You could call it a streetcar with desire.
Decades ago Winnipeggers worked downtown inside what are today our heritage buildings.
But the way many people got downtown to go to work is also part of the city's history and there is now a fundraising campaign to restore the last original streetcar they rode on.
Starting more than 100 years ago until being taken out of service in 1955, the quickest way to get to and from the downtown from various areas of the city was by streetcar. Whether it was rolling down Portage Avenue, Main Street, Osborne Street or Arlington Street, streetcars on rails and attached to electrical wires above carried thousands of Winnipeggers daily.
And Streetcar 356 was one of them.
Cindy Tugwell, Heritage Winnipeg's executive director, said the organization has launched a fundraiser through GoFundMe to raise the $15,000 needed to bring the streetcar back to what it looked like when its first passengers boarded it in 1909.
"We're trying now because it's the 100th anniversary of the strike," Tugwell said recently.
"It's a really very important part of our transportation history. It needs to be in a good prominent place when it is completed. And it is all being done by volunteers."
The fundraiser does have a ways to go: so far it has raised $425 of the $15,000 needed.
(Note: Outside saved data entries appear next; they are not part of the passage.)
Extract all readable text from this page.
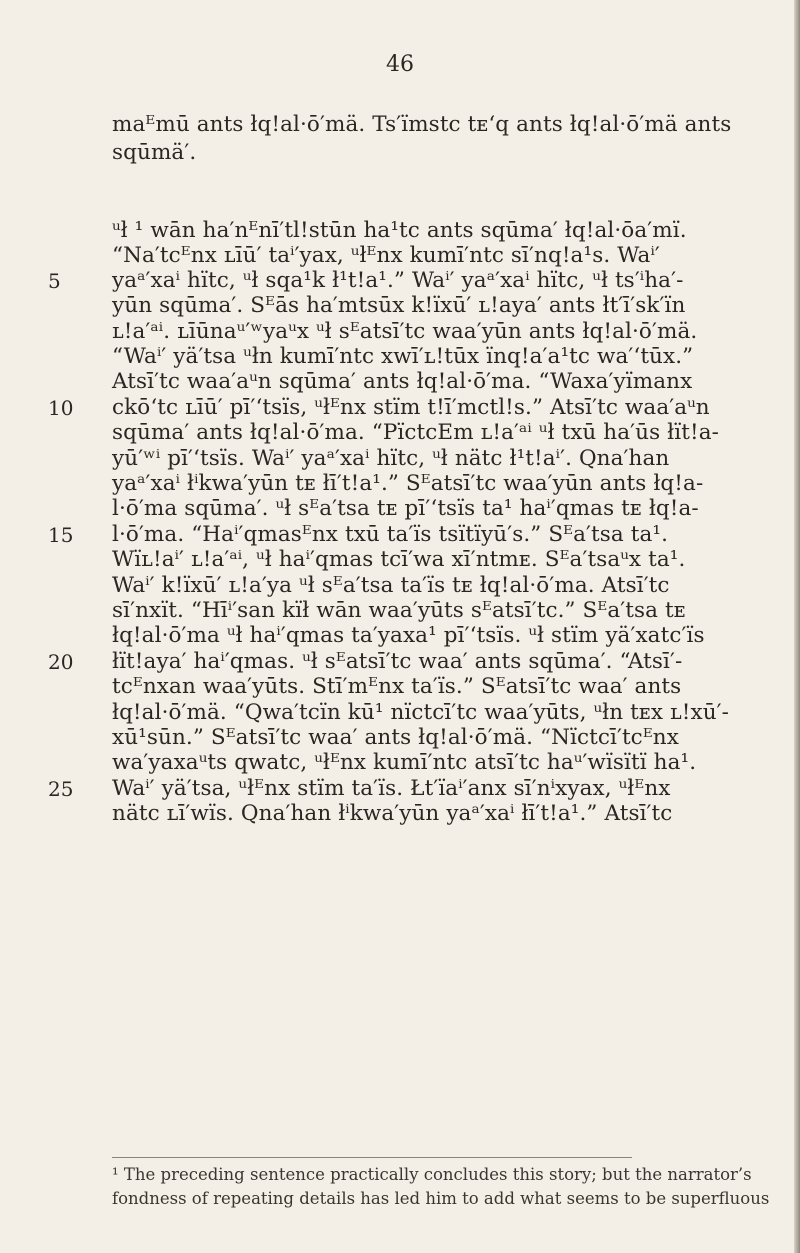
46
5
10
15
20
25
maᴱmū ants łq!al·ō′mä. Ts′ïmstc tᴇ‘q ants łq!al·ō′mä ants
sqūmä′.
ᵘł ¹ wān ha′nᴱnī′tl!stūn ha¹tc ants sqūma′ łq!al·ōa′mï.
“Na′tcᴱnx ʟīū′ taⁱ′yax, ᵘłᴱnx kumī′ntc sī′nq!a¹s. Waⁱ′
yaᵃ′xaⁱ hïtc, ᵘł sqa¹k ł¹t!a¹.” Waⁱ′ yaᵃ′xaⁱ hïtc, ᵘł ts′ⁱha′-
yūn sqūma′. Sᴱās ha′mtsūx k!ïxū′ ʟ!aya′ ants łt′ī′sk′ïn
ʟ!a′ᵃⁱ. ʟīūnaᵘ′ʷyaᵘx ᵘł sᴱatsī′tc waa′yūn ants łq!al·ō′mä.
“Waⁱ′ yä′tsa ᵘłn kumī′ntc xwī′ʟ!tūx ïnq!a′a¹tc wa′‘tūx.”
Atsī′tc waa′aᵘn sqūma′ ants łq!al·ō′ma. “Waxa′yïmanx
ckō‘tc ʟīū′ pī′‘tsïs, ᵘłᴱnx stïm t!ī′mctl!s.” Atsī′tc waa′aᵘn
sqūma′ ants łq!al·ō′ma. “PïctcEm ʟ!a′ᵃⁱ ᵘł txū ha′ūs łït!a-
yū′ʷⁱ pī′‘tsïs. Waⁱ′ yaᵃ′xaⁱ hïtc, ᵘł nätc ł¹t!aⁱ′. Qna′han
yaᵃ′xaⁱ łⁱkwa′yūn tᴇ łī′t!a¹.” Sᴱatsī′tc waa′yūn ants łq!a-
l·ō′ma sqūma′. ᵘł sᴱa′tsa tᴇ pī′‘tsïs ta¹ haⁱ′qmas tᴇ łq!a-
l·ō′ma. “Haⁱ′qmasᴱnx txū ta′ïs tsïtïyū′s.” Sᴱa′tsa ta¹.
Wïʟ!aⁱ′ ʟ!a′ᵃⁱ, ᵘł haⁱ′qmas tcī′wa xī′ntmᴇ. Sᴱa′tsaᵘx ta¹.
Waⁱ′ k!ïxū′ ʟ!a′ya ᵘł sᴱa′tsa ta′ïs tᴇ łq!al·ō′ma. Atsī′tc
sī′nxït. “Hīⁱ′san kïł wān waa′yūts sᴱatsī′tc.” Sᴱa′tsa tᴇ
łq!al·ō′ma ᵘł haⁱ′qmas ta′yaxa¹ pī′‘tsïs. ᵘł stïm yä′xatc′ïs
łït!aya′ haⁱ′qmas. ᵘł sᴱatsī′tc waa′ ants sqūma′. “Atsī′-
tcᴱnxan waa′yūts. Stī′mᴱnx ta′ïs.” Sᴱatsī′tc waa′ ants
łq!al·ō′mä. “Qwa′tcïn kū¹ nïctcī′tc waa′yūts, ᵘłn tᴇx ʟ!xū′-
xū¹sūn.” Sᴱatsī′tc waa′ ants łq!al·ō′mä. “Nïctcī′tcᴱnx
wa′yaxaᵘts qwatc, ᵘłᴱnx kumī′ntc atsī′tc haᵘ′wïsïtï ha¹.
Waⁱ′ yä′tsa, ᵘłᴱnx stïm ta′ïs. Łt′ïaⁱ′anx sī′nⁱxyax, ᵘłᴱnx
nätc ʟī′wïs. Qna′han łⁱkwa′yūn yaᵃ′xaⁱ łī′t!a¹.” Atsī′tc
¹ The preceding sentence practically concludes this story; but the narrator’s
fondness of repeating details has led him to add what seems to be superfluous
It can be found here if you want to help.
Robert Loiselle, volunteer director of the restoration, said they want to bring the streetcar back to "museum quality.
"Getting it back to operational level would be impossible, but we might be able to get it to the point of being able to roll it in and out."
Loiselle said a lot of the damage they are repairing is on the roof where decades of weather took its toll.
Along with the rest, Streetcar 356 spent its last day on Winnipeg's streets on Monday, Sept. 19, 1955, and then they were sold off. Many ended up at rural farms where they slowly deteriorated and disappeared.
Streetcar 356 was sold for $100 and left at Springfield Road and Panet Road until being bought by the Old Market Square Association in 1980. Later that year, Heritage Winnipeg became responsible
"It sat outside for 20 years after it was mothballed," Loiselle said. "But 80 per cent of the vehicle will still be here."
Tugwell said the streetcar is also not just any old streetcar - it is unique. It is actually one of only four wooden streetcars that not only spent its whole life transporting passengers in Winnipeg, but which was also built here."
If you want to see how far the restoration work has gone, you can see the streetcar during this weekend's Railway Days put on by the Winnipeg Railway Museum on Track 1 and 2 at Union Station at 123 Main Street. The event is free, but there will be a donation bin set up and there will also be other railway themed displays during the event.
- Kevin Rollason
Clowning around during firing
- There have been support dogs to help people fly on planes for years or go to work, but an advertising executive in New Zealand has a different type of support for his termination meeting - a support clown. When Josh Thompson was warned he should bring a support person to a meeting with human resources - and fearing the worst - he decided to hire a clown to bring for $200. "It was rather noisy, him making balloon animals, so we had to tell him to be quiet from time to time," Thompson told media in New Zealand, also noting the clown mimed tears as the termination paperwork was handed over to Thompson. His job had been labelled redundant.
Fruit market more than just fruit
- Vic's Fruit Market has been around for more than 60 years - and it turns out they sell more than fruit. David Sanderson recently took a closer look at the family-owned business and found how they've fought and survived against larger grocery stores. "We have lots of people who started coming here with their parents, and now show up with their own children, because they seem to appreciate the personal touch we try to offer," owner Scott Schriemer says.
Bellhops do more than carry luggage
- They park your car and carry your luggage, but did you know they can also offer dinner suggestions and directions? The bellhops at the Hotel Fort Garry do this and more — you could say they are goodwill ambassadors for the city. "The type of person we look for is someone who makes a great first impression, outgoing, and able to interact with people from all walks of life," Jane Snow, the hotel's director of rooms, recently told the Free Press. "I can proudly say everybody presently working here fits that description to a T."
Mass at shrine
- People have been going to the Our Lady of Lourdes Grotto and Shrine near St. Malo Provincial Park for decades, but this year was different. Recently, for the first time, parishioners from the entire Archdiocese of St. Boniface were asked to gather at the site, with at least one mass at their own churches cancelled on Sunday to encourage people to go. "It builds up the common expression of faith and church," Archbishop Albert LeGatt aid about the diocesan designation of the shrine and the annual pilgrimage. "It's a call to the faithful in all parishes."
Bob Vipond was loved — and kept family on toes
- There was never a dull moment for Bob Vipond's family when he was around. Vipond, who died earlier this year, and was recently profiled in the Free Press' Passages feature, A Life's Story, was remembered as being a person who loved Canada - and loved mischief. His family recalled him jumping off a garage roof onto a relative's car roof and another time putting a garden hose into a neighbour's basement window and turned on the hose. And those are just a couple of his stories. But, overall, Vipond, who lived with Down syndrome, was remembered as a kind and loving soul whose parents made the choice decades before to have him grow up with them instead of in an institution.